Ensuite, elles m’ont enveloppé, de la tête aux pieds dans des couvertures ne laissant dépasser que le nez et la bouche. C’était « la muerte chiquita » (« la petite mort »). Mon corps s’est réchauffé, c’était presque insupportable. Cela permet à la mère de remercier son corps pour avoir porté son enfant, de faire la paix avec sa grossesse, son accouchement, de fermer ce chapitre. C’était intense. Ensuite, on m’a lavé avec de l’eau infusé aux herbes. Puis j’ai été massée – le massage de ma vie ! – pour activer ma circulation sanguine, stimuler mon système nerveux et chauffer mes muscles et mes os.

Enfin, mes sages-femmes ont procédé à un rituel totalement inconnu en Europe : la fermeture de la symphyse pubienne et du coccyx (ces deux os s’ouvrent et deviennent flexibles lors de la naissance).
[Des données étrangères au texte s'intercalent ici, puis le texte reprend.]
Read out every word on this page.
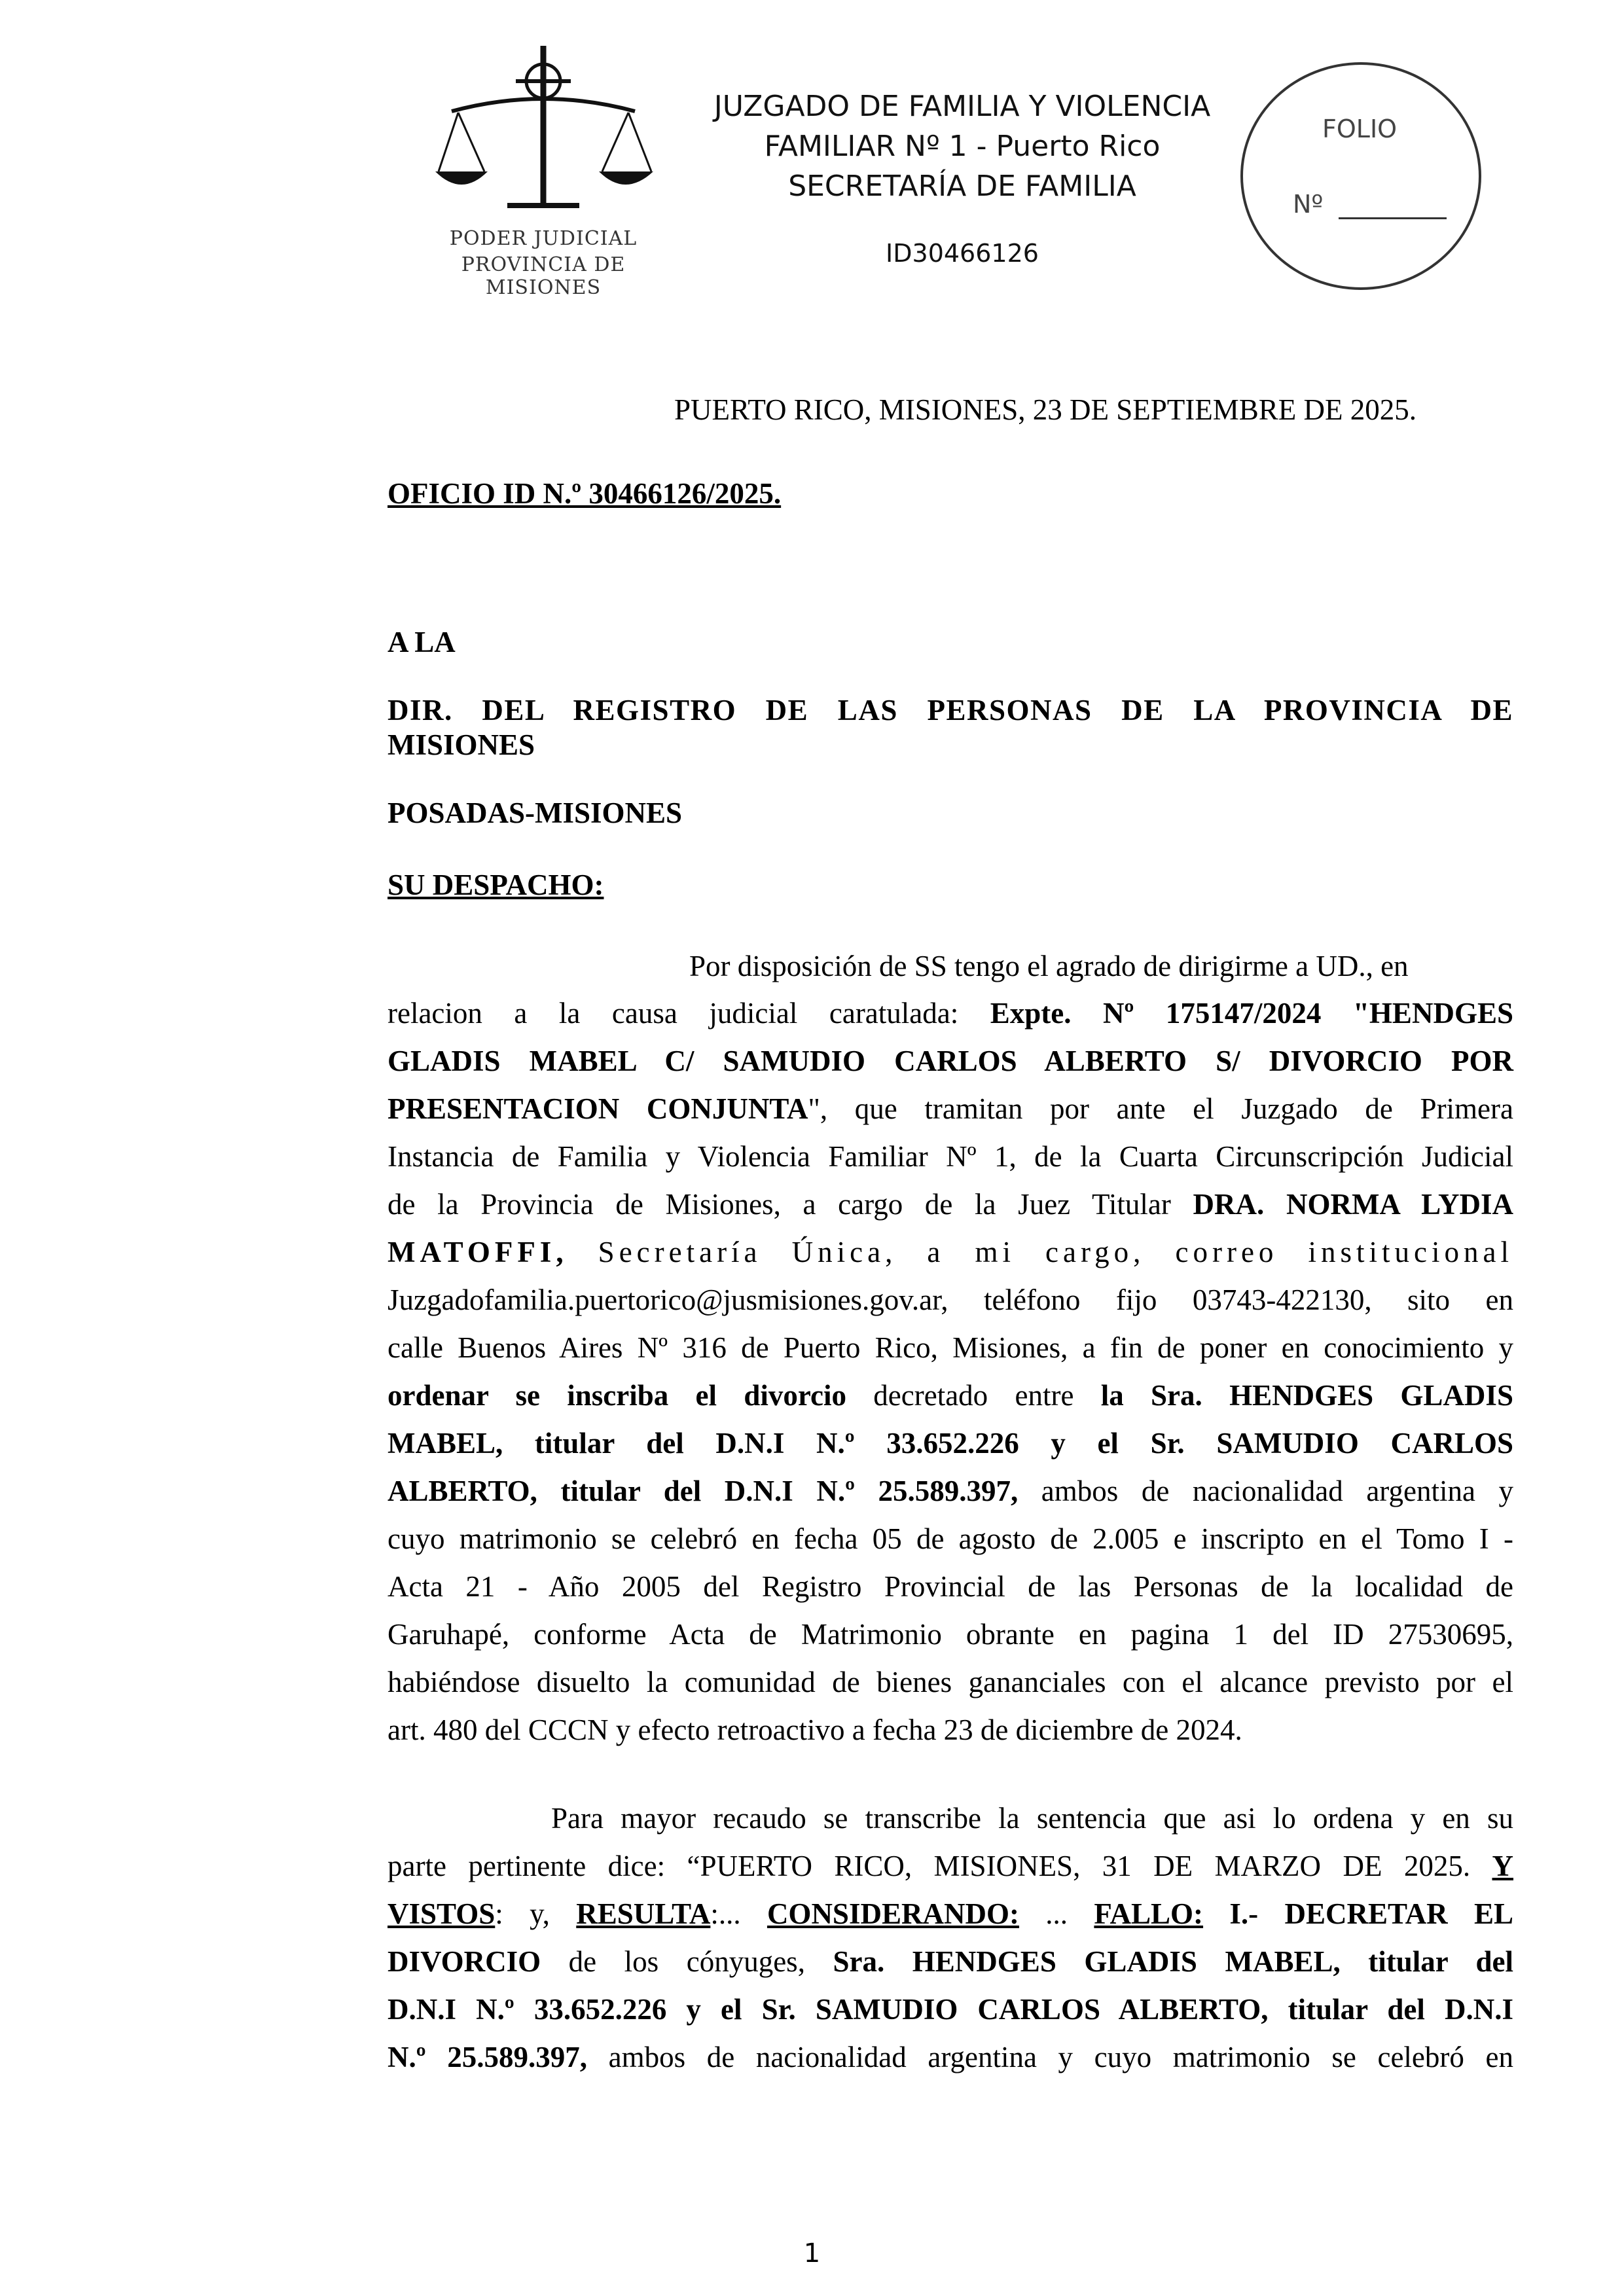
PODER JUDICIAL
PROVINCIA DE MISIONES
JUZGADO DE FAMILIA Y VIOLENCIA
FAMILIAR Nº 1 - Puerto Rico
SECRETARÍA DE FAMILIA
ID30466126
FOLIO
Nº
PUERTO RICO, MISIONES, 23 DE SEPTIEMBRE DE 2025.
OFICIO ID N.º 30466126/2025.
A LA
DIR. DEL REGISTRO DE LAS PERSONAS DE LA PROVINCIA DE
MISIONES
POSADAS-MISIONES
SU DESPACHO:
Por disposición de SS tengo el agrado de dirigirme a UD., en
relacion a la causa judicial caratulada: Expte. Nº 175147/2024 "HENDGES
GLADIS MABEL C/ SAMUDIO CARLOS ALBERTO S/ DIVORCIO POR
PRESENTACION CONJUNTA", que tramitan por ante el Juzgado de Primera
Instancia de Familia y Violencia Familiar Nº 1, de la Cuarta Circunscripción Judicial
de la Provincia de Misiones, a cargo de la Juez Titular DRA. NORMA LYDIA
MATOFFI, Secretaría Única, a mi cargo, correo institucional
Juzgadofamilia.puertorico@jusmisiones.gov.ar, teléfono fijo 03743-422130, sito en
calle Buenos Aires Nº 316 de Puerto Rico, Misiones, a fin de poner en conocimiento y
ordenar se inscriba el divorcio decretado entre la Sra. HENDGES GLADIS
MABEL, titular del D.N.I N.º 33.652.226 y el Sr. SAMUDIO CARLOS
ALBERTO, titular del D.N.I N.º 25.589.397, ambos de nacionalidad argentina y
cuyo matrimonio se celebró en fecha 05 de agosto de 2.005 e inscripto en el Tomo I -
Acta 21 - Año 2005 del Registro Provincial de las Personas de la localidad de
Garuhapé, conforme Acta de Matrimonio obrante en pagina 1 del ID 27530695,
habiéndose disuelto la comunidad de bienes gananciales con el alcance previsto por el
art. 480 del CCCN y efecto retroactivo a fecha 23 de diciembre de 2024.
Para mayor recaudo se transcribe la sentencia que asi lo ordena y en su
parte pertinente dice: “PUERTO RICO, MISIONES, 31 DE MARZO DE 2025. Y
VISTOS: y, RESULTA:... CONSIDERANDO: ... FALLO: I.- DECRETAR EL
DIVORCIO de los cónyuges, Sra. HENDGES GLADIS MABEL, titular del
D.N.I N.º 33.652.226 y el Sr. SAMUDIO CARLOS ALBERTO, titular del D.N.I
N.º 25.589.397, ambos de nacionalidad argentina y cuyo matrimonio se celebró en
1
S’assurer qu’ils sont bien fermés par une simple manipulation permet d’éviter de l’inconfort, des douleurs aux coccyx, à la symphyse et des problèmes intestinaux. J’étais étonnée que notre médecine moderne occulte complètement ce sujet.

Comment te sentais-tu après ?

Comme un papillon. Les femmes sages avaient passé trois heures à m’aider à me transformer en ce nouveau moi. Nous avons partagé un repas, j’ai bu du « lait d’or », une boisson à base de lait, de jaune d’œuf, de miel, d’épices et de cognac. Mon bébé et moi avons passé le reste de la journée au lit à dormir. Le lendemain, j’étais comme neuve.  

Que t’a apporté cette expérience postnatale dans ton approche doula ?

L’amour de mes sages-femmes, leur soin et leur sagesse m’ont véritablement changé. Ça a élargi ma compréhension sur la santé des femmes, sur ce corps incroyable et la façon dont nous pouvons l’honorer.